Can you tell us a little bit about your background and your career trajectory? 

Vincent Price, PhD headshot

I was born and raised in Vicksburg, Mississippi—a city that people know because of its role in the American Civil War or because they drive through it on their way to a more exciting location. My two older sisters and I were raised by our mother in a literate environment. In just about every room you entered, there was a bookshelf spilling over with books or word games. From my mom’s attention to detail and presentation to the multiple educators in the family, we were raised to represent ourselves and our people well in whatever we do. I took to enjoying words and writing, eventually becoming an English teacher. With my BA in English, I spent five years teaching English and French in my hometown, and I even took a few students abroad to see the world beyond Mississippi. 

Representation was important to me, and my five years of teaching showed me that African American literary representation could be stronger in the English classroom. So, I entered graduate school determined to find a way of bringing more African American literature into the classroom. Through the pursuit of my master’s and doctoral degrees, I grew as a thinker, teacher, and writer. My perspectives on teaching and writing shifted, thereby evolving how I approached them. After graduate school, I was both a classroom teacher and a copy editor/writing consultant, encouraging others to read like writers and write with the reader in mind. I’m currently an assistant professor at the University of Central Arkansas where I train future educators to enter the classroom. My editing business, which started during my doctoral journey, has expanded to offer multiple avenues of quality writing support to graduate students and professionals. Now, between my role as a scholar and a writing consultant, I’m finding fantastic opportunities to sharpen my writing for publication and help others do the same.

What are you most looking forward to working on in your new role?

Writing makes me smile. Talking about writing makes me smile even more. It’s my zone. Therefore, when I’m in a position where I get to discuss writing with others, what could be better? The teacher in me is looking forward to showing others how to strengthen their writing and have fun while doing it. I’m looking forward to the smiles of burgeoning confidence and the moments of newfound clarity from the members I’ll be working with. (And yes, I ended the sentence with an infinitive!)

What about teaching writing and editing do you find most inspiring?

I entered into the editing/writing consulting business partly because I realized that some people lack confidence in their writing. Producing strong writing isn’t beyond them; they simply need support. Some folks even need the “okay” to break the limiting “rules” that they learned in school. I enjoy watching the confidence grow in writers. With each piece of writing, they become stronger not only in how they express themselves on paper but also in how proud they are of their growth and accomplishments.

What’s one piece of advice every early career scientist should hear?

Don’t be afraid to experiment in your writing. If you never try new things, your writing won’t grow. So as you read, read like a writer by paying attention to what other writers do. That way, you can then try it out for yourself.

What would surprise your undergraduate self about your career path so far?

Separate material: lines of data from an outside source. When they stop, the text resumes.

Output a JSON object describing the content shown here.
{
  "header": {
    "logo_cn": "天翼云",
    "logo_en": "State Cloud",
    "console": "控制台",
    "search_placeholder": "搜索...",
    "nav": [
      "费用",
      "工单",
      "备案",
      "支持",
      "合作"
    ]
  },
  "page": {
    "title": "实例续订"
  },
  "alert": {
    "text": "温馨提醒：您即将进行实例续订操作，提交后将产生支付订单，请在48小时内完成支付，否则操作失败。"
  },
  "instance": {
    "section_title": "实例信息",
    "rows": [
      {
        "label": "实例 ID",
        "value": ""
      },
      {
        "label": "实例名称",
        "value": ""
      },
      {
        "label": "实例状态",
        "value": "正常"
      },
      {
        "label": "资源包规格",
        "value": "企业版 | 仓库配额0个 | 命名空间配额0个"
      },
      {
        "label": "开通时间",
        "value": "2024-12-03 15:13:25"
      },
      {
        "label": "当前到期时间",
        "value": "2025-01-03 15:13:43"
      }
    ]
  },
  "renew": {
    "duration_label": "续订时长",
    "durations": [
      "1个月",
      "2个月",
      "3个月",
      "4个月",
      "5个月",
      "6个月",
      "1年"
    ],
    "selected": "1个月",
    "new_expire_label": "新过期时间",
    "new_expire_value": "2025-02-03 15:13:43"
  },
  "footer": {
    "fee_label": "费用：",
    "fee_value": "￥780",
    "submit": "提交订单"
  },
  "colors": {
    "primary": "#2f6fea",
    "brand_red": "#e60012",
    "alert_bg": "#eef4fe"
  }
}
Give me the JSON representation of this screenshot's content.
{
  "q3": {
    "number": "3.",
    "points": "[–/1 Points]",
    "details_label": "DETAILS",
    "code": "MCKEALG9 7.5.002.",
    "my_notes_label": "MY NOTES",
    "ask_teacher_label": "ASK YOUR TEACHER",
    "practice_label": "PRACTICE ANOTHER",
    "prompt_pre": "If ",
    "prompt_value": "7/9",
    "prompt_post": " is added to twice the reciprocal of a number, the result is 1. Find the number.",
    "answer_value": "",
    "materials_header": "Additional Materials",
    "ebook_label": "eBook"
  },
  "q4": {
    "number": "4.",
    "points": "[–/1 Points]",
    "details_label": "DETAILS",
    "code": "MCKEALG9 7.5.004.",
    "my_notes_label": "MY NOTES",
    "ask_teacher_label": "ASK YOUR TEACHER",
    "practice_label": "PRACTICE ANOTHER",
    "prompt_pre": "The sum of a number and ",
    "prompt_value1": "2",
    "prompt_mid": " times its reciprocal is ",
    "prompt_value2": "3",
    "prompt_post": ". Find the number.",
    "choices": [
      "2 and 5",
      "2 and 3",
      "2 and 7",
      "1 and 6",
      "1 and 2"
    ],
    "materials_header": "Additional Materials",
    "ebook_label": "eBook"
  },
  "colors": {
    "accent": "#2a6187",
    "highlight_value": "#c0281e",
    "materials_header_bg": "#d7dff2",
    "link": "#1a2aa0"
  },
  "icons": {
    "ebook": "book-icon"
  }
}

“What?! You’re not still teaching in high school?! What?! You’re a published author?! WHAT?! And you have your own business where you get PAID to edit?!” My undergraduate self then faints.

How have your mentors played a role in your career journey?

Multiple people in my life have spoken me into where I am now. From family members and friends to teachers, professors, and colleagues, folks have encouraged me to keep going and to keep pushing the limit. I oftentimes did not see what they saw, but ended up right where they said I would be. I not only am grateful for what they saw and still see. I welcome it.

What professional accomplishment are you most proud of?

I am most proud of the longevity of my editing business, which I started out of financial need. Six years later, it’s still going strong, cruising on word-of-mouth advertising. It had humble beginnings for sure, but along the way, I’ve grown as an editor, writer, and business owner. I never would have imagined it.

What’s your idea of a perfect weekend?

My perfect weekend would be a weekend away on a Floridian coast with my wife and family. The sun is shining, the smiles are beaming, and the mood is full of joy. If this is a perfect weekend, money would not be a concern of course. So we would explore the food and activities of our surroundings to our hearts’ content.